Читаем La Torre de Wayreth полностью

Por lo visto, también había habido una puerta que cerraba la entrada, pero lo único que quedaba de ella eran las bisagras, oxidadas. Según Mari, de todos modos no se necesitaba una puerta para nada, porque El Trol Peludo nunca cerraba. Siempre estaba atestado, fuera de día o de noche.

El tufo a cerveza rancia, a vómito y a sudor de goblin recibió a Raistlin como una bofetada en cuanto cruzó el umbral. El hedor era malo, pero el estruendo resultaba ensordecedor. El bar estaba lleno de soldados. Los barriles vacíos de cerveza servían como mesas. Los clientes se agolpaban alrededor, de pie, o se sentaban en unos bancos vacilantes. No se veía la barra por ningún sitio. El propietario de la taberna, un medio ogro llamado Slouch, estaba sentado junto a un barril de cerveza, llenando las jarras y cogiendo las piezas de acero, que dejaba caer en una caja de hierro que tenía al lado. Slouch nunca hablaba y era raro verlo lejos de su caja de hierro. No prestaba ninguna atención a nada de lo que sucediera en el bar. A su lado podía estallar la más sangrienta de las peleas, que él ni siquiera levantaba la vista. Toda su atención se concentraba en la cerveza que vertía en las jarras y en las monedas de acero que pasaban a su cofre.

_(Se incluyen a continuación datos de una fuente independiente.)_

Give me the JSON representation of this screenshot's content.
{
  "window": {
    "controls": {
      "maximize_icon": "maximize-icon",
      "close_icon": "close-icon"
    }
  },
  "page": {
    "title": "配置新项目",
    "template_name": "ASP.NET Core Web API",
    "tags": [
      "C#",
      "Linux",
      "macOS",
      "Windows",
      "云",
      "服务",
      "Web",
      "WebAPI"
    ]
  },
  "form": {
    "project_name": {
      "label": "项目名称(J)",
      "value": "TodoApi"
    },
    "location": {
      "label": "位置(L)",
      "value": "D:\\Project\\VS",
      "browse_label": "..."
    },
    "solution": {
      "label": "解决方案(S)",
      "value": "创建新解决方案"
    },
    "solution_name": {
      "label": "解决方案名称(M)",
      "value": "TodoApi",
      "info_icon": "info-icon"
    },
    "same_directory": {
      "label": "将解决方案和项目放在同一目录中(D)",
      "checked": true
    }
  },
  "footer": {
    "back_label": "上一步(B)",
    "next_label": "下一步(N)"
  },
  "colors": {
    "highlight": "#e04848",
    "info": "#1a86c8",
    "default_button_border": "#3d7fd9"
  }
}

La norma era que el cliente pagaba su bebida por adelantado (Slouch no confiaba en sus clientes, y con razón) y después buscaba un sitio. También servían cerveza unos enanos gully, que se abrían camino entre las piernas de los parroquianos, esquivando patadas y sorteando puñetazos. Mari escoltó a Raistlin hasta un banco y le dijo que se sentara. Raistlin hizo como que no había visto la mugre y obedeció.

—¿Qué te gustaría beber? —preguntó la kender.

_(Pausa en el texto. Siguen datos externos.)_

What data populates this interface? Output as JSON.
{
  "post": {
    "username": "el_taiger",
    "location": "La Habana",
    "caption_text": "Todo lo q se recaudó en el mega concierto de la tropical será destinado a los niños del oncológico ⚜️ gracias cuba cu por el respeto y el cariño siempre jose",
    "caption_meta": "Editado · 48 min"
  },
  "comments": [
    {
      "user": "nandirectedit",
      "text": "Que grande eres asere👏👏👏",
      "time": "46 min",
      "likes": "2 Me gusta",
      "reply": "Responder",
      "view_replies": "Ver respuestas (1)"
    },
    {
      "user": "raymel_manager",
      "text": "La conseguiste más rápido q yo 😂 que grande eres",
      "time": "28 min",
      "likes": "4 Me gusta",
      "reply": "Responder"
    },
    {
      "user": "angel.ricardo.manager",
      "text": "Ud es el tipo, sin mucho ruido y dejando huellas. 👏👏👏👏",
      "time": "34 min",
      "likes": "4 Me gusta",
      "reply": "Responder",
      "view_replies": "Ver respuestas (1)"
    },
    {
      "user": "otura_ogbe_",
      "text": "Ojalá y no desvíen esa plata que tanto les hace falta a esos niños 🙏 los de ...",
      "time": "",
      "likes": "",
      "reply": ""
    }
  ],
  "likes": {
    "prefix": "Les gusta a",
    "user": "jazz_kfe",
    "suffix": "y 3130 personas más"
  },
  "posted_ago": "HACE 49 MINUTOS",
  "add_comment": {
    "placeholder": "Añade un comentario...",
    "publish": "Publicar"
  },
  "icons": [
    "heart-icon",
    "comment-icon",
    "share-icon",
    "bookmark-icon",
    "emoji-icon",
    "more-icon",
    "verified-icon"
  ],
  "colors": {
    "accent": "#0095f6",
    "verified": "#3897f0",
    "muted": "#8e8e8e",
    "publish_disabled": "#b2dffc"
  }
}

Raistlin miró los vasos sucios que pasaban de las manos inmundas de los gully a las manos mugrientas de los clientes y respondió que no tenía sed.

—¡Oye, Maelstrom! —voceo Mari. Su voz chillona se alzaba sobre los aullidos, los gruñidos y las carcajadas—. ¡Dile a Slouch que mi amigo Raist, aquí presente, quiere un especial!

Su grito iba dirigido a uno de los hombres más corpulentos y más feos que Raistlin había visto jamás. Maelstrom era alto y ancho de espaldas como un minotauro. Era muy moreno. Sus ojos negros apenas se veían bajo sus cejas espesas y oscuras, y sujetaba su melena larga y grasienta en una cola. Vestía completamente de piel: chaleco, pantalones y botas. Nadie lo había visto nunca vestir otra cosa: ni camisa, ni capa, e incluso en los días más gélidos del invierno iba a cuerpo gentil.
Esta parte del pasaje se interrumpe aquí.